Weltweit sieht sich die LGBTQIA* Community immer noch verheerender Diskrimierung ausgesetzt. In 66 Staaten wird Homosexualität kriminalisiert und mit hohen Gefängnisstrafen oder sogar der Todesstrafe sanktioniert. Aber nicht nur auf formaler Ebene sieht sich die queere Community erheblicher Diskriminierung ausgesetzt, auch Ausgrenzung und Gewalt gegenüber homosexuellen und trans* Menschen sind immer noch an der Tagesordnung. So nehmen die Zahlen von Angriffen auf und Gewalttaten gegenüber Zugehörigen der LGBTQIA* Community beispielsweise auch in Deutschland zu. In den USA wird aufgrund des zunehmenden politisch rechten Einflusses verstärkt ein Klima des Hasses gegenüber homosexuellen und trans* Menschen sichtbar. Durch den Erlass von Anti-LGBTQIA* Gesetzen in Staaten wie Florida, Tennessee oder Texas steigen Gewalt und Hass enorm an. 
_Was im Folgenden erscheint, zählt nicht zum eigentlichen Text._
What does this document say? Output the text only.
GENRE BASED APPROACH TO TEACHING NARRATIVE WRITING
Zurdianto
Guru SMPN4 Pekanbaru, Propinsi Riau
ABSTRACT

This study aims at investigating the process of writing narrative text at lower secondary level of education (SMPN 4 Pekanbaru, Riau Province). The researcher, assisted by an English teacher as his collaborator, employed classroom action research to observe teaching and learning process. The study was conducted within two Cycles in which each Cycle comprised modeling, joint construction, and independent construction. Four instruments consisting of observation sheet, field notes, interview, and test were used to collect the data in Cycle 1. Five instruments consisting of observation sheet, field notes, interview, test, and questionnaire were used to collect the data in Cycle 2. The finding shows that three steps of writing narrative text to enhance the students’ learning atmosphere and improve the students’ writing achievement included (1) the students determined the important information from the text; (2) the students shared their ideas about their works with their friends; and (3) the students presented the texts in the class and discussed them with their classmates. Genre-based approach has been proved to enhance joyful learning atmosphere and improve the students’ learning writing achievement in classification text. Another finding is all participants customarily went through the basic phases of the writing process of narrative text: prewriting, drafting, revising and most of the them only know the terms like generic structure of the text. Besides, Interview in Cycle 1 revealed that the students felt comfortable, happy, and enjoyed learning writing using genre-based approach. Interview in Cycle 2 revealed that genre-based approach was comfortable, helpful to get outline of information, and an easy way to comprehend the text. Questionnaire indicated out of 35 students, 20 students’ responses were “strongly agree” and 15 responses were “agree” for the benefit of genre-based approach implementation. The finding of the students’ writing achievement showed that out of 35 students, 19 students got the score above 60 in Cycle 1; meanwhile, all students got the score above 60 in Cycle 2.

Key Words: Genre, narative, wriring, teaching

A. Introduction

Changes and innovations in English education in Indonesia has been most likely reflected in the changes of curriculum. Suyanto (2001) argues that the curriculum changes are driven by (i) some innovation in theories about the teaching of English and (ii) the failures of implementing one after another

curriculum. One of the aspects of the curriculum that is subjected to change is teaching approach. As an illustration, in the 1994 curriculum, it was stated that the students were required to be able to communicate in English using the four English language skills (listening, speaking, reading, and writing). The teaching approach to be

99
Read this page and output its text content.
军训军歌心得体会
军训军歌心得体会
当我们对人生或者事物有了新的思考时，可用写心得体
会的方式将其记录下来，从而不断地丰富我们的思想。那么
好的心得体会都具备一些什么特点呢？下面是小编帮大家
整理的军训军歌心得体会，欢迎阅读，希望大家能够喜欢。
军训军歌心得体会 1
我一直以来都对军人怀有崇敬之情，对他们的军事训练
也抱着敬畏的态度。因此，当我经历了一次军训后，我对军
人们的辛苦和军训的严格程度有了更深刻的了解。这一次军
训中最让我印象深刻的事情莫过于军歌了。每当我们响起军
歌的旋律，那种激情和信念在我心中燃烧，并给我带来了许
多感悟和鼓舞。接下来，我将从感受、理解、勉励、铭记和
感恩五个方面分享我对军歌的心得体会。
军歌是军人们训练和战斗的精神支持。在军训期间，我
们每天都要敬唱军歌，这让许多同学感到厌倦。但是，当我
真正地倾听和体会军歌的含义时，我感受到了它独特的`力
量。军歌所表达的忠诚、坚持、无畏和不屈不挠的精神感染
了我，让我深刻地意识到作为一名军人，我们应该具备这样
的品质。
Und auch in einigen Ländern des Globalen Südens verschlechtert sich die Situation queerer Menschen, so beispielsweise in Uganda. Dort wurde kürzlich ein Gesetz erlassen, welches in bestimmten Fällen für den Tatbestand der „schweren Homosexualität“ die Todesstrafe vorsieht. Aktivist*innen, die sich für die Rechte dieser Menschen einsetzen, droht außerdem eine Haftstrafe von bis zu 20 Jahren. Damit hat das Land eines der schärfsten Gesetze gegen homosexuelle Menschen und die LGBTQIA* Community weltweit. 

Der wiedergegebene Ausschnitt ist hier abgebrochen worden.